In writing, Stanton third graders improved by 6 percent and fourth graders by 10 points and fifth graders improved by 1 percent.
Norwich school officials broke out another subgroup of 282 students who have been in the Norwich school system for the past three years of CMTs, a group Dolliver called "the cohort." Dolliver was very pleased with those scores, saying the consistency over the years pays off for students.
Students in that cohort improved scores across the board, with fewer scoring below the basic level and more scoring at proficient, goal and even advanced levels on the tests. For example, in reading, the percentage of cohort students scoring at goal dropped slightly, but they moved up to the advanced level, which jumped from 3.7 percent to 9.5 percent, Dolliver said.
Depending on the outcome of a federal ruling, Connecticut schools may have the option next year of using the current tests or the new Smarter Balanced Assessment Consortium, or SBAC.

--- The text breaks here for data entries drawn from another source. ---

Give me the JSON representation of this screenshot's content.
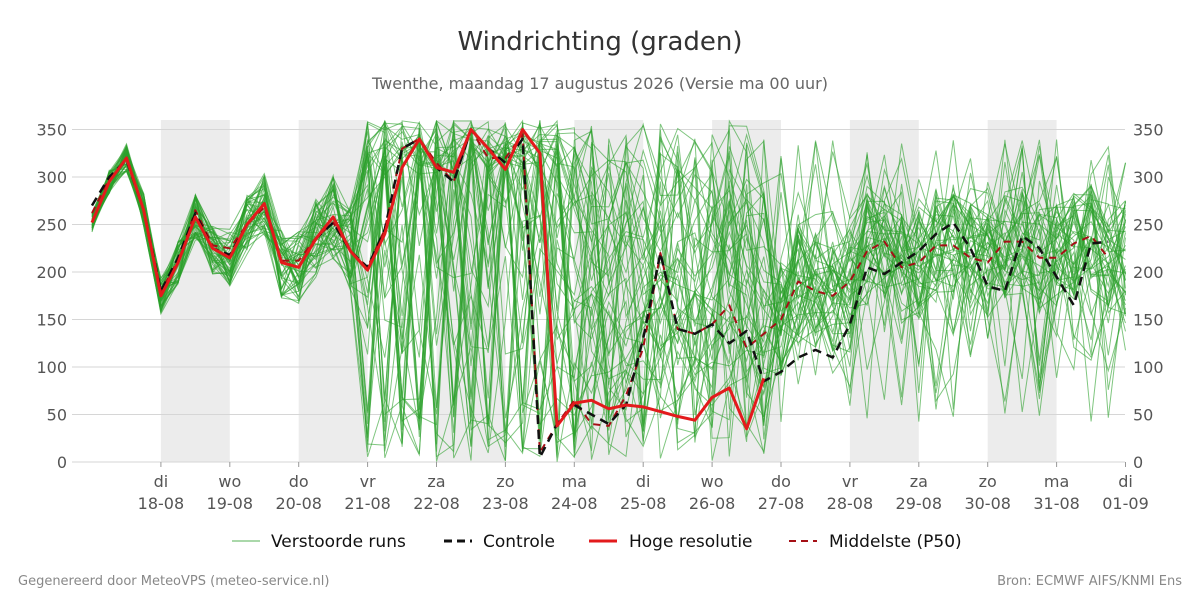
{
  "chart_data": {
    "type": "line",
    "title": "Windrichting (graden)",
    "subtitle": "Twenthe, maandag 17 augustus 2026 (Versie ma 00 uur)",
    "ylim": [
      0,
      360
    ],
    "yticks": [
      0,
      50,
      100,
      150,
      200,
      250,
      300,
      350
    ],
    "start_label": "17-08 00:00",
    "step_hours": 6,
    "day_ticks": [
      {
        "day": "di",
        "date": "18-08"
      },
      {
        "day": "wo",
        "date": "19-08"
      },
      {
        "day": "do",
        "date": "20-08"
      },
      {
        "day": "vr",
        "date": "21-08"
      },
      {
        "day": "za",
        "date": "22-08"
      },
      {
        "day": "zo",
        "date": "23-08"
      },
      {
        "day": "ma",
        "date": "24-08"
      },
      {
        "day": "di",
        "date": "25-08"
      },
      {
        "day": "wo",
        "date": "26-08"
      },
      {
        "day": "do",
        "date": "27-08"
      },
      {
        "day": "vr",
        "date": "28-08"
      },
      {
        "day": "za",
        "date": "29-08"
      },
      {
        "day": "zo",
        "date": "30-08"
      },
      {
        "day": "ma",
        "date": "31-08"
      },
      {
        "day": "di",
        "date": "01-09"
      }
    ],
    "shaded_days": [
      "18-08",
      "20-08",
      "22-08",
      "24-08",
      "26-08",
      "28-08",
      "30-08"
    ],
    "grid": true,
    "legend_position": "bottom",
    "series": [
      {
        "name": "Hoge resolutie",
        "color": "#e31a1c",
        "style": "solid",
        "values": [
          252,
          295,
          320,
          265,
          175,
          210,
          258,
          225,
          215,
          250,
          272,
          210,
          205,
          235,
          258,
          222,
          202,
          240,
          310,
          340,
          310,
          305,
          350,
          330,
          308,
          350,
          325,
          38,
          62,
          65,
          56,
          60,
          58,
          53,
          48,
          44,
          68,
          78,
          35,
          88
        ]
      },
      {
        "name": "Controle",
        "color": "#111111",
        "style": "dashed",
        "values": [
          270,
          300,
          318,
          265,
          180,
          215,
          262,
          225,
          218,
          250,
          272,
          210,
          205,
          235,
          252,
          222,
          205,
          245,
          330,
          340,
          310,
          295,
          350,
          330,
          315,
          340,
          5,
          40,
          60,
          50,
          40,
          60,
          130,
          220,
          140,
          135,
          145,
          125,
          138,
          85,
          95,
          110,
          118,
          110,
          145,
          205,
          198,
          210,
          222,
          240,
          252,
          225,
          185,
          180,
          238,
          225,
          195,
          165,
          230,
          232
        ]
      },
      {
        "name": "Middelste (P50)",
        "color": "#a50f15",
        "style": "dashed",
        "values": [
          262,
          298,
          318,
          265,
          180,
          212,
          265,
          228,
          225,
          250,
          268,
          212,
          212,
          236,
          252,
          222,
          205,
          245,
          330,
          340,
          315,
          295,
          350,
          320,
          320,
          345,
          10,
          40,
          65,
          40,
          38,
          70,
          120,
          220,
          140,
          135,
          145,
          165,
          120,
          135,
          150,
          190,
          180,
          175,
          190,
          222,
          232,
          205,
          210,
          228,
          228,
          215,
          210,
          232,
          232,
          215,
          215,
          230,
          238,
          215
        ]
      }
    ]
  },
  "legend": {
    "ensemble": "Verstoorde runs",
    "control": "Controle",
    "hires": "Hoge resolutie",
    "median": "Middelste (P50)"
  },
  "footer": {
    "left": "Gegenereerd door MeteoVPS (meteo-service.nl)",
    "right": "Bron: ECMWF AIFS/KNMI Ens"
  },
  "colors": {
    "ensemble": "#2ca02c",
    "shade": "#ececec"
  }
}
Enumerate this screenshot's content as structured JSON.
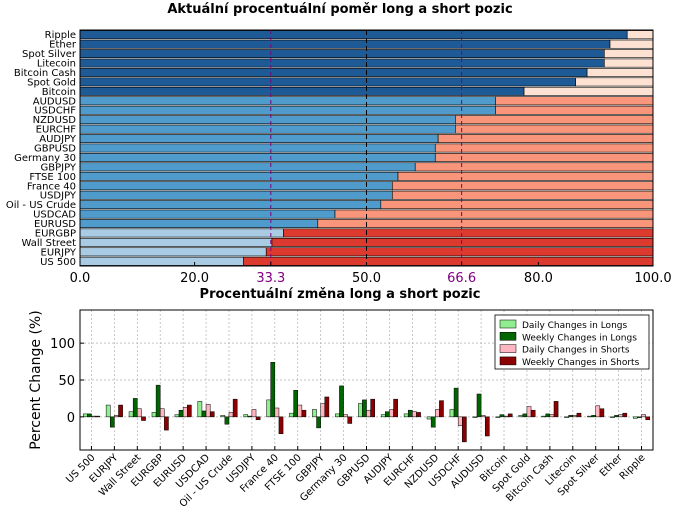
{
  "chart_data": [
    {
      "type": "bar",
      "orientation": "horizontal",
      "stacked": true,
      "title": "Aktuální procentuální poměr long a short pozic",
      "categories": [
        "Ripple",
        "Ether",
        "Spot Silver",
        "Litecoin",
        "Bitcoin Cash",
        "Spot Gold",
        "Bitcoin",
        "AUDUSD",
        "USDCHF",
        "NZDUSD",
        "EURCHF",
        "AUDJPY",
        "GBPUSD",
        "Germany 30",
        "GBPJPY",
        "FTSE 100",
        "France 40",
        "USDJPY",
        "Oil - US Crude",
        "USDCAD",
        "EURUSD",
        "EURGBP",
        "Wall Street",
        "EURJPY",
        "US 500"
      ],
      "long_pct": [
        95.5,
        92.5,
        91.5,
        91.5,
        88.5,
        86.5,
        77.5,
        72.5,
        72.5,
        65.5,
        65.5,
        62.5,
        62.0,
        62.0,
        58.5,
        55.5,
        54.5,
        54.5,
        52.5,
        44.5,
        41.5,
        35.5,
        33.5,
        32.5,
        28.5
      ],
      "xlim": [
        0,
        100
      ],
      "xticks": [
        "0.0",
        "20.0",
        "33.3",
        "50.0",
        "66.6",
        "80.0",
        "100.0"
      ],
      "reference_lines": [
        33.3,
        50.0,
        66.6
      ],
      "grid": true,
      "colors": {
        "long_dark": "#1e5a96",
        "long_mid": "#4f9bcc",
        "long_light": "#a9cbe3",
        "short_light": "#fde2d4",
        "short_mid": "#f8957a",
        "short_dark": "#dd3a2f",
        "reference_purple": "#800080"
      }
    },
    {
      "type": "bar",
      "title": "Procentuální změna long a short pozic",
      "ylabel": "Percent Change (%)",
      "ylim": [
        -45,
        145
      ],
      "yticks": [
        "0",
        "50",
        "100"
      ],
      "grid": true,
      "legend_position": "top-right",
      "categories": [
        "US 500",
        "EURJPY",
        "Wall Street",
        "EURGBP",
        "EURUSD",
        "USDCAD",
        "Oil - US Crude",
        "USDJPY",
        "France 40",
        "FTSE 100",
        "GBPJPY",
        "Germany 30",
        "GBPUSD",
        "AUDJPY",
        "EURCHF",
        "NZDUSD",
        "USDCHF",
        "AUDUSD",
        "Bitcoin",
        "Spot Gold",
        "Bitcoin Cash",
        "Litecoin",
        "Spot Silver",
        "Ether",
        "Ripple"
      ],
      "series": [
        {
          "name": "Daily Changes in Longs",
          "color": "#90ee90",
          "values": [
            4,
            16,
            7,
            6,
            3,
            21,
            2,
            3,
            23,
            5,
            10,
            4,
            18,
            3,
            4,
            -3,
            10,
            0,
            -1,
            2,
            1,
            0,
            1,
            -1,
            -2
          ]
        },
        {
          "name": "Weekly Changes in Longs",
          "color": "#006400",
          "values": [
            4,
            -14,
            25,
            43,
            9,
            8,
            -10,
            1,
            74,
            36,
            -15,
            42,
            23,
            7,
            9,
            -14,
            39,
            31,
            3,
            4,
            4,
            2,
            2,
            2,
            -1
          ]
        },
        {
          "name": "Daily Changes in Shorts",
          "color": "#ffb6c1",
          "values": [
            1,
            2,
            11,
            11,
            13,
            17,
            6,
            10,
            12,
            16,
            18,
            3,
            9,
            10,
            7,
            10,
            -12,
            2,
            1,
            14,
            3,
            2,
            15,
            3,
            3
          ]
        },
        {
          "name": "Weekly Changes in Shorts",
          "color": "#8b0000",
          "values": [
            1,
            16,
            -5,
            -18,
            16,
            7,
            24,
            -4,
            -23,
            9,
            27,
            -9,
            24,
            24,
            6,
            22,
            -34,
            -26,
            4,
            9,
            21,
            5,
            11,
            5,
            -4
          ]
        }
      ]
    }
  ]
}
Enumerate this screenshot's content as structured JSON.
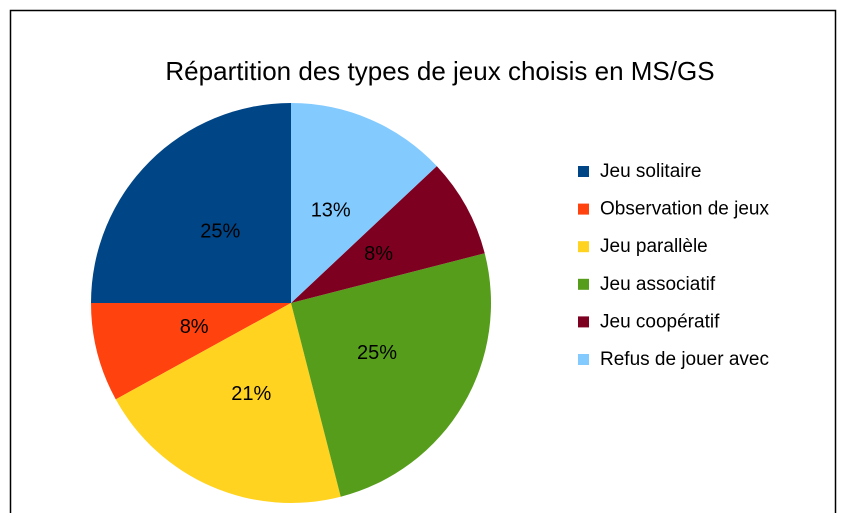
{
  "chart_data": {
    "type": "pie",
    "title": "Répartition des types de jeux choisis en MS/GS",
    "categories": [
      "Jeu solitaire",
      "Observation de jeux",
      "Jeu parallèle",
      "Jeu associatif",
      "Jeu coopératif",
      "Refus de jouer avec"
    ],
    "values": [
      25,
      8,
      21,
      25,
      8,
      13
    ],
    "value_labels": [
      "25%",
      "8%",
      "21%",
      "25%",
      "8%",
      "13%"
    ],
    "colors": [
      "#004586",
      "#ff420e",
      "#ffd320",
      "#579d1c",
      "#7e0021",
      "#83caff"
    ],
    "legend": "right"
  }
}
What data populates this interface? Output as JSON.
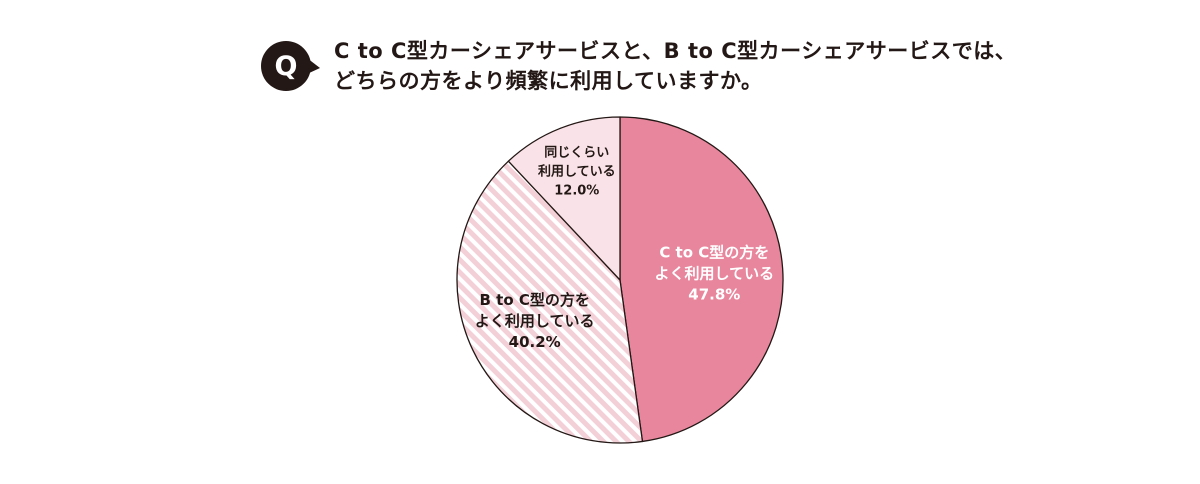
{
  "question": {
    "badge": "Q",
    "line1": "C to C型カーシェアサービスと、B to C型カーシェアサービスでは、",
    "line2": "どちらの方をより頻繁に利用していますか。"
  },
  "colors": {
    "c_to_c": "#e8869d",
    "b_to_c_base": "#f3d0d8",
    "b_to_c_stripe": "#ffffff",
    "same": "#fae3e8",
    "outline": "#231815",
    "label_light": "#ffffff",
    "label_dark": "#231815"
  },
  "chart_data": {
    "type": "pie",
    "title": "",
    "slices": [
      {
        "id": "c_to_c",
        "label_lines": [
          "C to C型の方を",
          "よく利用している"
        ],
        "value": 47.8,
        "value_label": "47.8%",
        "fill": "#e8869d",
        "pattern": "solid",
        "text_color": "#ffffff"
      },
      {
        "id": "b_to_c",
        "label_lines": [
          "B to C型の方を",
          "よく利用している"
        ],
        "value": 40.2,
        "value_label": "40.2%",
        "fill": "#f3d0d8",
        "pattern": "diagonal-stripes",
        "text_color": "#231815"
      },
      {
        "id": "same",
        "label_lines": [
          "同じくらい",
          "利用している"
        ],
        "value": 12.0,
        "value_label": "12.0%",
        "fill": "#fae3e8",
        "pattern": "solid",
        "text_color": "#231815"
      }
    ],
    "start_angle": "12 o'clock",
    "direction": "clockwise",
    "legend": "none (labels inside slices)"
  }
}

Pryor attributed the statewide decline in CMT scores to a misalignment between certain concepts tested and those instructed as districts begin to implement new statewide academic standards, termed "Common Core State Standards."
"It is increasingly apparent that our legacy tests are out of sync with the new Common Core State Standards," he said in a news release. "That's one of the reasons we're enabling districts to accelerate their testing transition, permitting districts to opt into the Common Core-aligned assessments this year..."
The state's 30 Alliance Districts, including New London and Norwich, are receiving greater state funding under Public Act 12-116. Funding will be used this year to help the districts "facilitate the transition to the Common Core State Standards, the implementation of educator evaluation and support systems, and the turnaround of low performing schools," according to the state release.